Being on an audit committee is “a thankless task” according to Paul Moxey, visiting professor in corporate governance at London South Bank University and a consultant.
He has concerns that the proposed changes might fail to address the core issue: audit committees have “little incentive” to go looking for audit problems.
“Similarly, thorough investigation of what audit committees did, or did not do, after a failure such as Carillion, should focus audit committee members’ minds,” he adds.
“It is a great pity that this has not been done [before], as there is a lot which could have been learned that could have made audit committee members more effective,” says Moxey.
–Pippa Begg, Board Intelligence
However, portfolio non-executive director and CFO mentor Bob Beveridge doesn’t agree with a number of the measures laid out for audit committees from the CMA report.
Firstly, he disagrees with regulatory involvement and reporting during the audit tender process. A “minimum criteria” should be set out for the process, and gauged in terms of its appropriateness and effectiveness in review.
“The proposed change … [implies] a lack of trust in audit chairs and feels rather disrespectful. Reporting afterwards is less of an issue and perfectly reasonable,” he explains.

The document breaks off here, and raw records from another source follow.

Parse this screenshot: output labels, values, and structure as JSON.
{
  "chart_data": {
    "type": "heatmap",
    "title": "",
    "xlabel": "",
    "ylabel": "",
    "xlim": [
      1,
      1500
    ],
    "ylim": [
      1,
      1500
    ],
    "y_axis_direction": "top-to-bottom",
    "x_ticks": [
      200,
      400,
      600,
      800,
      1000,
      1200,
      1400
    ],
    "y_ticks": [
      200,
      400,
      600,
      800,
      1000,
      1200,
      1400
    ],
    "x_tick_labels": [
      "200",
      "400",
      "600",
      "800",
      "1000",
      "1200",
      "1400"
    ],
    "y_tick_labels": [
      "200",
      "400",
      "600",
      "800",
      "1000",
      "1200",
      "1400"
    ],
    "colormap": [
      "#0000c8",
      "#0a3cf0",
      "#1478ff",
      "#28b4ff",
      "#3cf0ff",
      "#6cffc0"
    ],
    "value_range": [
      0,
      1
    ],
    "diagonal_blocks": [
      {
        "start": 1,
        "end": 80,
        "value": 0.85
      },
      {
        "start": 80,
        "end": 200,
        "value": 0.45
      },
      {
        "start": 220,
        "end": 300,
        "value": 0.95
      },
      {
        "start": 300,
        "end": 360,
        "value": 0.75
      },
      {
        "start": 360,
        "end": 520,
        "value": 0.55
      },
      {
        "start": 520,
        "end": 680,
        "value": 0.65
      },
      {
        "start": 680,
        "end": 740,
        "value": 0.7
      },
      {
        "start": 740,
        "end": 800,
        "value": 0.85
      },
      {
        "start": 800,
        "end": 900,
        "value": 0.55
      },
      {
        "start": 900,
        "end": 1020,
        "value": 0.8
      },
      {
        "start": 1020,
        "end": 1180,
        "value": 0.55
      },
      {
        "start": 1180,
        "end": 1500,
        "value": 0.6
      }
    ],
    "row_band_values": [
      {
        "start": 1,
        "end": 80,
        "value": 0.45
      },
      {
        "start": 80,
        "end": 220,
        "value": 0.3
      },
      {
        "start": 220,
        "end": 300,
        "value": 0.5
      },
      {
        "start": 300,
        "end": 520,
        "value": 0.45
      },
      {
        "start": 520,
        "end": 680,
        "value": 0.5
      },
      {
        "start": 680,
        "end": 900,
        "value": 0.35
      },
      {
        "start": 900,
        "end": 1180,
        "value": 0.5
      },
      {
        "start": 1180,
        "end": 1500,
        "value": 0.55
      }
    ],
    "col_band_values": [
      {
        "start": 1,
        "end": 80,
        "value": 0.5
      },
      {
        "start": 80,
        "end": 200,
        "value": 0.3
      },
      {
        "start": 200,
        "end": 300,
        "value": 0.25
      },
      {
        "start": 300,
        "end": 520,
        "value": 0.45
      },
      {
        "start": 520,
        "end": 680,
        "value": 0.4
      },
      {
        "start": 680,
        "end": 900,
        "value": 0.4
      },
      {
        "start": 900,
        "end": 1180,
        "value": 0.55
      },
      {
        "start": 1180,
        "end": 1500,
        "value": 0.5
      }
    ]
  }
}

But, for Pippa Begg, “fundamentally the role hasn’t changed”.
“Audit committee chairs should have been doing this before—we’ve just raised the bar on what is expected and injected new ideas (like two auditors undertaking the audit) to ensure quality,” she says.
“Non-executives have always had to walk a fine line of being a critical friend to the executive, and these proposals heighten that challenge.
“The key to being successful will be how they challenge habits, norms and conventions, and ask the difficult and sometimes quite uncomfortable questions in a way that supports the business rather than making those involved feel hen-pecked.”